Data: 2008-06-02 20:56:49
Temat: Re: ;)
Od: "i...@g...pl" <i...@g...pl>
Pokaż wszystkie nagłówki
Dnia Mon, 02 Jun 2008 22:50:34 +0200, medea napisał(a):
> i...@g...pl pisze:
>
>> Tyle, że baby plotą nieraz tak niestworzone rzeczy, aby w oczach innych bab
>> uchodzić za atrakcyjne; nie chodzi tu o atrakcyjność wizualną czy
>> seksualną, ani intelektualną, lecz SAMICZĄ... Na zasadzie: "o, nawet na
>> księdza mogę sobie pozwolić, nawet ksiądz mi się nie oprze".
>
> Kiedyś ją o to podejrzewałam, bo miewała już wcześniej takie epizody
> romansowe z księżmi. Nie sądzę jednak, żeby tak konfabulowała, za dużo
> przemawia za jej prawdomównością.
>
> Ewa
Zatem plecie, czy nie plecie - w każdym razie opowiada o tym.
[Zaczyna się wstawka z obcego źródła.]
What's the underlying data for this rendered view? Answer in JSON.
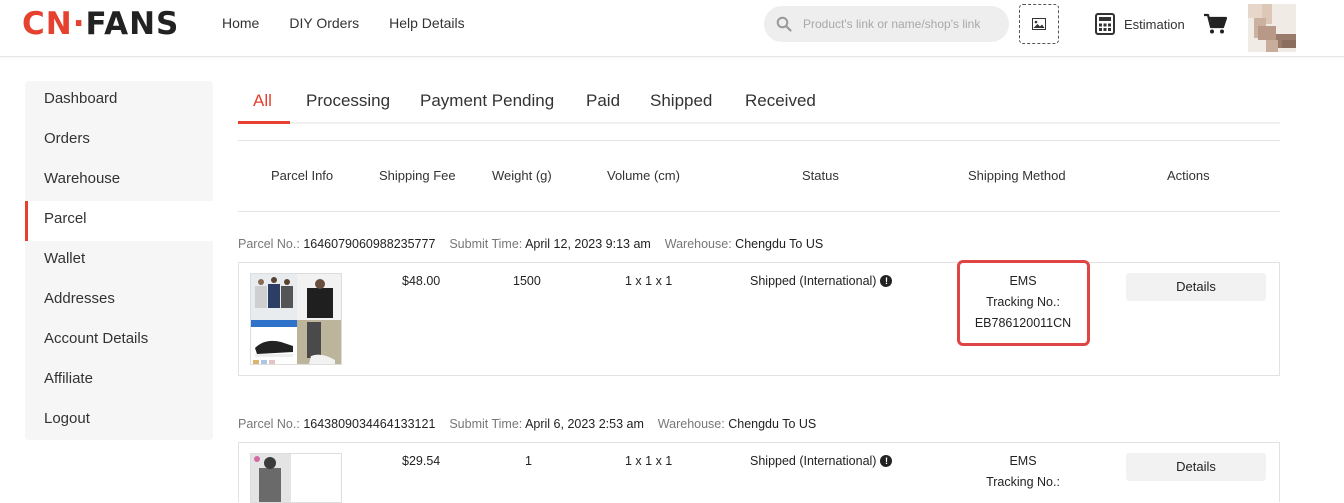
{
  "brand": {
    "logo_left": "CN",
    "logo_dot": "·",
    "logo_right": "FANS",
    "accent": "#e5412e"
  },
  "nav": {
    "items": [
      "Home",
      "DIY Orders",
      "Help Details"
    ]
  },
  "search": {
    "placeholder": "Product's link or name/shop's link"
  },
  "header": {
    "estimation_label": "Estimation"
  },
  "sidebar": {
    "items": [
      {
        "label": "Dashboard"
      },
      {
        "label": "Orders"
      },
      {
        "label": "Warehouse"
      },
      {
        "label": "Parcel",
        "active": true
      },
      {
        "label": "Wallet"
      },
      {
        "label": "Addresses"
      },
      {
        "label": "Account Details"
      },
      {
        "label": "Affiliate"
      },
      {
        "label": "Logout"
      }
    ]
  },
  "tabs": [
    "All",
    "Processing",
    "Payment Pending",
    "Paid",
    "Shipped",
    "Received"
  ],
  "table": {
    "columns": [
      "Parcel Info",
      "Shipping Fee",
      "Weight (g)",
      "Volume (cm)",
      "Status",
      "Shipping Method",
      "Actions"
    ]
  },
  "parcels": [
    {
      "parcel_no_label": "Parcel No.:",
      "parcel_no": "1646079060988235777",
      "submit_label": "Submit Time:",
      "submit_time": "April 12, 2023 9:13 am",
      "warehouse_label": "Warehouse:",
      "warehouse": "Chengdu To US",
      "fee": "$48.00",
      "weight": "1500",
      "volume": "1 x 1 x 1",
      "status": "Shipped (International)",
      "method": "EMS",
      "tracking_label": "Tracking No.:",
      "tracking": "EB786120011CN",
      "action": "Details"
    },
    {
      "parcel_no_label": "Parcel No.:",
      "parcel_no": "1643809034464133121",
      "submit_label": "Submit Time:",
      "submit_time": "April 6, 2023 2:53 am",
      "warehouse_label": "Warehouse:",
      "warehouse": "Chengdu To US",
      "fee": "$29.54",
      "weight": "1",
      "volume": "1 x 1 x 1",
      "status": "Shipped (International)",
      "method": "EMS",
      "tracking_label": "Tracking No.:",
      "tracking": "",
      "action": "Details"
    }
  ]
}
Jej motywy są
dla mnie jasne.
Generalnie chwalenie się tego rodzaju związkami ma w swoim podłożu masywne
kompleksy wlasnie natury samiczej... i chęć ich leczenia za pomocą
podnoszenia własnej atrakcyjności w oczach innych samic (znamienne).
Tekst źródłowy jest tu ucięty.